O nosso taxista era simpático. Ao pedirmos para ir ao Arpoador, onde fica o hotel, ele descreveu os pontos fortes do bairro. Disse que ali se reuniam todos os dias, nas pedras e na praia, centenas de pessoas para aplaudir o pôr do sol. Fique ressabiado, confesso. Poderia ser uma brincadeira elaborada para gringos e turistas. Aplaudir o pôr de sol? Será? Quando contei a história, depois, para o escritor e amigo meu Reinaldo Moraes, autor do já lendário romance Pornopopéia - e paulistano até a raiz dos cabelos -, ele me perguntou: "E se chover, eles vaiam?"
No dia seguinte, domingo, com o sol ainda longe de se pôr, fomos conferir. Minha mulher Luli, eu e o Samuel. A muvuca era grande. As pessoas se moviam por todos os lados, do parque Garota de Ipanema à calçada, descendo as escadarias até a areia, ao mar e subindo as trilhas para o topo das pedras. O movimento lembrava um pouco o de um grupo grande de caranguejos. As crianças, lindinhas todas, tomavam banho debaixo de um chuveiro que brotava da areia, adornado com um enorme - e feio - urubu confeccionado de plástico. Demorei um pouco para entender que o enfeite era uma manifestação de territorialidade dos flamenguistas. A 30 metros dali havia, também fincada na areia da praia, uma bandeira do Botafogo. As duas torcidas pareciam conviver em paz.
Não sei bem como, mas ali sabiam todos que sou gringo de origem - mesmo sem conhecer o meu sotaque de Tatuí, no interior paulista. Ofereciam-me diversos tipos de produtos. Cocadas cobertas com doses fartas de leite condensado extraído de recipientes destinados originalmente a ketchup. Pipoca. Amendoim. Algodão-doce. O vendedor de cuscuz me seguiu, repetindo em um inglês insistente: "promotion, promotion" - que deduzi significar "promoção" ou, como se diz na Rua Oscar Freire, "sale". Quando recusei a oferta, ele me sacaneou, garantindo que o produto era "laite".
Seguimos até as pedras do Arpoador. Delas a vista é, de fato, emocionante. Toda a Praia de Ipanema, de um lado, lotada de gente. Do outro, a bonita Prainha do Diabo, o Forte de Copacabana, o mar aberto. Circulamos entre centenas de pessoas. Minha mulher Luli comprou um pacote de biscoitos Globo para o Samuel. E quando o sol se pôs atrás do Morro do Vidigal, todos ali aplaudiram. O ritual é esse mesmo. O taxista tinha razão.
Nesse momento meio místico, lembrei-me com saudades do meu guru, o historiador Richard M. Morse, autor de O Espelho de Próspero. Dizia ele que uma das características interessantes da cultura brasileira era sua preservação de um "encanto" com o mundo.

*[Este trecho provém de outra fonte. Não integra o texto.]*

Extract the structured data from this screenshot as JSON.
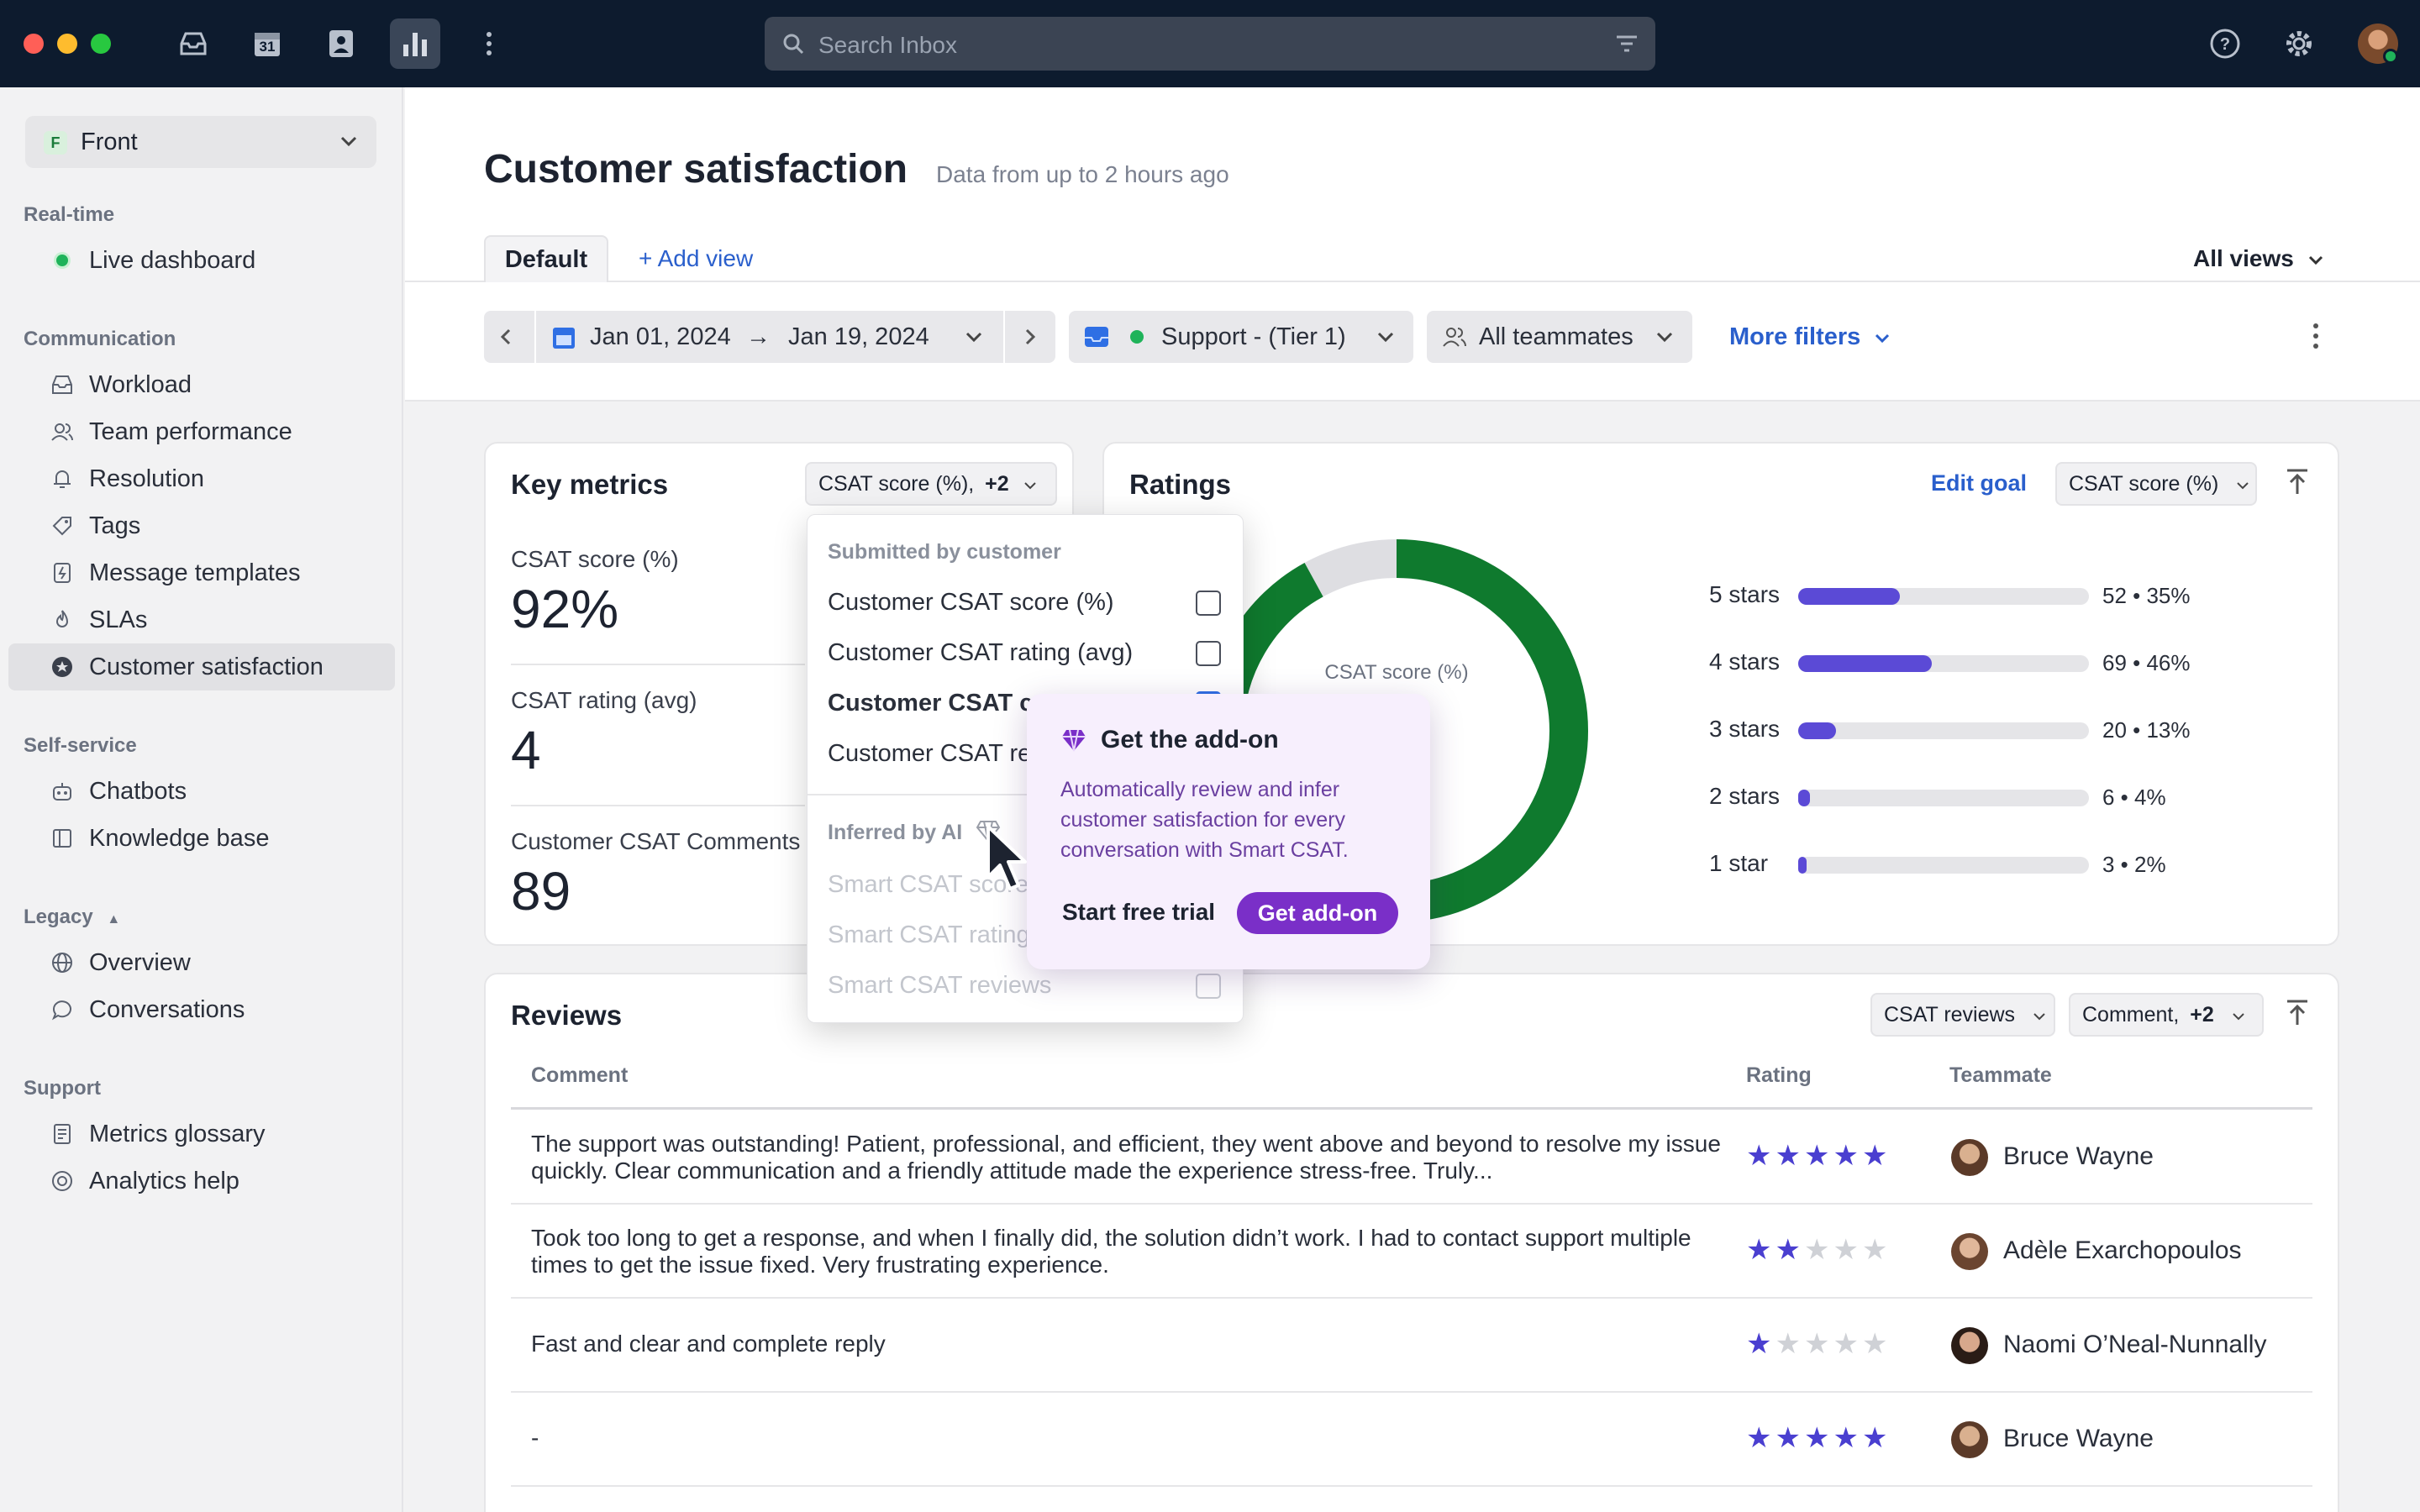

Morse utilizava o termo no sentido que lhe deu o sociólogo alemão Max Weber, em seu livro clássico A Ética Protestante e o Espírito do Capitalismo. Segundo Weber escreve nas páginas pessimistas e finais do livro, a racionalidade imposta pelo capitalismo na sua vertente calvinista (puritana) traz um "desencanto" que apaga o encanto original com a vida. Tudo é explicado de modo utilitário. Perde-se, com isso, a magia da existência.
Mas ali, nas pedras do Arpoador, os cariocas aplaudem todos os dias o pôr do sol. Apesar de toda a modernidade, eles fazem questão de criar e manter um ritual primitivo. Se há, ali, desencanto, está escondido. Doctor Morse teria gostado de ver.